Prince Bola Ajibola, one of Africa’s finest jurists who happens to be a devout Muslim, doesn’t openly bear Abduljabar, his Muslim name—unlike his father who bore Abdulsalam as his first name—perhaps, not being married to a Christian, it was his only way to reassure his Christian Yoruba brothers and sisters that he is Yoruba. Yet, he is so strong in his Muslim faith that he established the Crescent University, one of Nigeria’s first private Islamic universities, in his hometown of Abeokuta.
Although Muslims constitute a numerical majority in Yoruba land, they are a symbolic minority and are perpetually put in a position to prove their “Yorubaness.”
For instance, in the heat of the debate over the formation of Amotekun to ward off “Fulani bandits,” Bolaji Aluko, who was a professor here in the United States and who is now a prominent Ekiti State government official, used the moment to stealthily alienate Yoruba Muslims in his state.
In a January 25, 2021 article titled “Sunday Musings: On the Matter of Farmer-Herdsmen Clashes in Ekiti State,” he wrote, among other things, “Our Muslim Yoruba citizens must decide whether the Umma principle of brotherhood is greater that [sic] the collective security of our Yoruba citizenry.” As I told him then, there are at least four ways in which he was wrong.
First, he exoticised, needlessly put Yoruba Muslims on the spot, and created a false binary between being Muslim and being Yoruba, even though (nominal) Muslims constitute the majority in Oyo, Osun, Ogun, and Lagos states. Islam has been in Yorubaland since at least the 1400s. The first mosque was built in Oyo-Ile, the ancient capital of the Oyo Empire, in 1550, that is, centuries before colonialism.
Second, Yoruba Muslims are themselves victims of the homicidal fury of Fulani brigands. If being Muslim hasn’t immunized Yoruba Muslims against sanguinary clashes with Fulani people, why should they be singled out as people who are suspect, as people who might betray non-Muslim Yoruba people to the Fulani out of “the Umma principle of brotherhood,” which, by the way, is nonsensical, meaningless verbiage?

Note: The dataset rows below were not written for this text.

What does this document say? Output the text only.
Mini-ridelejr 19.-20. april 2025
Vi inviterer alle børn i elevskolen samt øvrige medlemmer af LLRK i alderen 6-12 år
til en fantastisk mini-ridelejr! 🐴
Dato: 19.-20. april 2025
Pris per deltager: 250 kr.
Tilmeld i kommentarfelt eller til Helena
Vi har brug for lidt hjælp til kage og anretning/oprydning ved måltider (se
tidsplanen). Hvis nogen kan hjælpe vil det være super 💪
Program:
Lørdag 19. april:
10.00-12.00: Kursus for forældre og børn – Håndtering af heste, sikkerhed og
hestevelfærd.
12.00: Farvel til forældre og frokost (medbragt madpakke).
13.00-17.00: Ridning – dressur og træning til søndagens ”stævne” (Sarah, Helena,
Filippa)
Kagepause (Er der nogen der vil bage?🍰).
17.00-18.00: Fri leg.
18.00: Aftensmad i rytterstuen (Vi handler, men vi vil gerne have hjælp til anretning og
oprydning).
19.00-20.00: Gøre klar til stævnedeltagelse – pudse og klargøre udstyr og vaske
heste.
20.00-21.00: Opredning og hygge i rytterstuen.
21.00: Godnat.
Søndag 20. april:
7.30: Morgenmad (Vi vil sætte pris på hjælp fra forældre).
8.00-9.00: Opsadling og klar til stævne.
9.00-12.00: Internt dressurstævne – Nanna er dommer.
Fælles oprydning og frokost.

Third, Aluko’s claim assumes that all Fulani brigands are Muslims (they are NOT) and that they are committing their crimes on behalf of Islam, which would predispose them spare Yoruba Muslims in the spirit of “the Umma principle of brotherhood.” But nothing can be more ignorant and bigoted than that.
If “Umma principle of brotherhood” (whatever the heck that means) were a thing, Muslims in Katsina, Zamfara, Kaduna, Niger, and elsewhere (who are also incidentally Fulani, Hausa, or “Hausa-Fulani”) wouldn’t be killed, kidnapped, and overawed by criminally bloodthirsty Fulani brigands. Mosques wouldn’t be invaded, and imams and worshippers kidnapped and murdered. That should tell anyone that this isn’t about religion or even ethnicity.
Sadly, Yoruba Muslims have no voice and seem to have accepted their fate with listless resignation. Not being a Yoruba myself, I know I will be viciously attacked by the people who lubricate and enjoy the current hegemonic high ground that puts Yoruba Muslims at the lower end of the totem pole, but I am not one to shy away from telling the truth because of fear of attacks. I resist injustice no matter who the victims or the perpetrators are.